有過多次會議記錄的經驗,蘇早晴已經不像從前一樣手忙腳亂,會前準備好錄音筆,列好要點,會中填充模板,會後再檢查補充。

中間分神看肖霖,他聽得專註,除去那點生來的漫不經心,也會低頭在紙上記上一兩句,不像她聽來的固化形象,輕輕松松就能叱咤商場的大腕,而是鮮活認真的。
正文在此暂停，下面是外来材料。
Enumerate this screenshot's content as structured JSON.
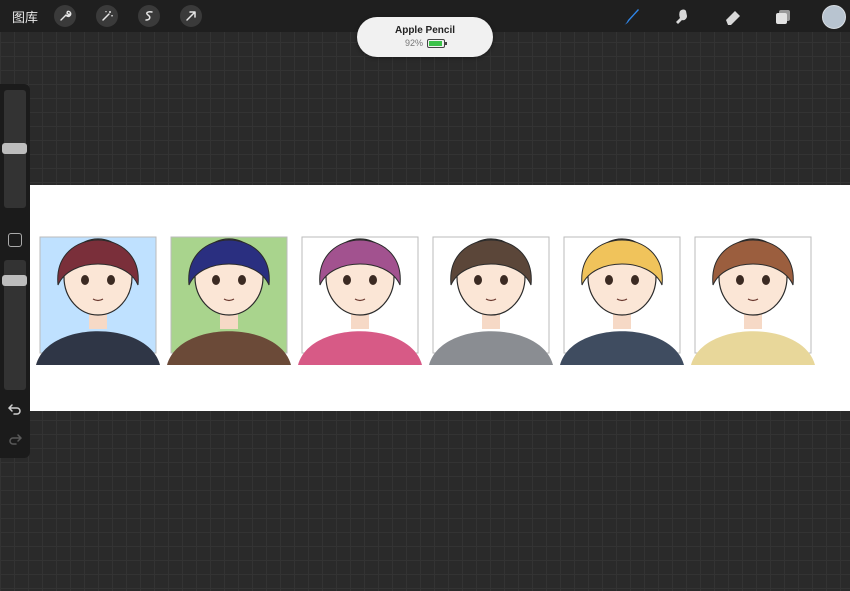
{
  "topbar": {
    "gallery_label": "图库",
    "tools_left": [
      {
        "name": "wrench-icon"
      },
      {
        "name": "magic-wand-icon"
      },
      {
        "name": "selection-icon"
      },
      {
        "name": "transform-arrow-icon"
      }
    ],
    "tools_right": [
      {
        "name": "brush-icon",
        "color": "#2f86e8"
      },
      {
        "name": "smudge-icon",
        "color": "#d9d9d9"
      },
      {
        "name": "eraser-icon",
        "color": "#d9d9d9"
      },
      {
        "name": "layers-icon",
        "color": "#d9d9d9"
      }
    ],
    "current_color": "#b8c4d0"
  },
  "pencil": {
    "title": "Apple Pencil",
    "battery_text": "92%",
    "battery_level": 0.92,
    "battery_color": "#3cc24a"
  },
  "sidebar": {
    "brush_size_level": 0.5,
    "opacity_level": 0.9
  },
  "canvas": {
    "background": "#ffffff",
    "characters": [
      {
        "hair": "#7a2f3a",
        "bg": "#bfe1ff",
        "clothes": "#2f3646"
      },
      {
        "hair": "#2a2f80",
        "bg": "#a9d48d",
        "clothes": "#6b4a38"
      },
      {
        "hair": "#a2528f",
        "bg": "#ffffff",
        "clothes": "#d75a86"
      },
      {
        "hair": "#5b4639",
        "bg": "#ffffff",
        "clothes": "#8a8d92"
      },
      {
        "hair": "#f0c35b",
        "bg": "#ffffff",
        "clothes": "#3f4c60"
      },
      {
        "hair": "#9b5e3e",
        "bg": "#ffffff",
        "clothes": "#e8d79a"
      }
    ]
  }
}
只是問起話來犀利,一點即中,銷售部的兩位經理被他連翻問得啞口。

文件蓋上,他點名設計部和品宣部。

“新品反響平平,熱度比上個季度還降5個點,是前期市場調研不夠,還是後期策劃沒跟上,得覆盤具體原因,銷售量再上不來,成本投入就該先停停,及時止損。”

話音平靜,但每一句都點得人直冒冷汗。

負責人連連應是:“這一批上完打算停產了,後續上新方案已經在準備了。”

匯報人戰戰兢兢,等他講完下場,肖霖也會點頭說一句辛苦。

中場休息,大批人離場,抽煙的抽煙,透氣的透氣。

今天周承出去辦事不在,會議主持是Anna。

看見桌上忘記擺水,Anna著急喊人去搬水來,一時間手忙腳亂的,蘇早晴過去幫忙擺。

她倏忽想起來,一拍大腦:“忘記給肖總泡咖啡了。”

“早晴,能不能……”

“好,我去泡。”她答得爽快。

等回來時會議還沒開始,座上的人不多。

蘇早晴端著咖啡過去輕放到他桌面:“肖總,咖啡。”

肖霖正在翻計劃書,抽空睨她一眼。

她的嘴裏含著糖,話不太清晰。

蘇早晴正要撤退,手倏忽被他搭了下,她快速抽回,聽見他問:“吃的什麽?”

會議室裏零星幾道目光註意到這邊,蘇早晴硬著頭皮:“糖。”

“還有嗎?”他伸出手跟她要,動作自然流暢。

蘇早晴滿腦袋問號,停了半晌,才慢吞吞地從兜裏翻出一顆給他。

會議結束,大家收拾東西出去。

蘇早晴也在角落裏拔電腦充電線,蓋筆帽,合本子。

Anna湊過來和她說悄悄話:“你剛怎麽回事?一顆糖而已,給的那麽不情不願。”

蘇早晴很想說肖霖哪裏愛吃糖,但不行:“我沒剩幾顆了。”

Anna以為她職場新人,不懂變通:“那可是肖總,不把你吃了都算好的,吃你一顆糖算什麽。”

“……”

正說話,肖霖折返回來取東西,路過她的位置瞥一眼她電腦屏幕,手指輕點:“這裏,打錯字了。”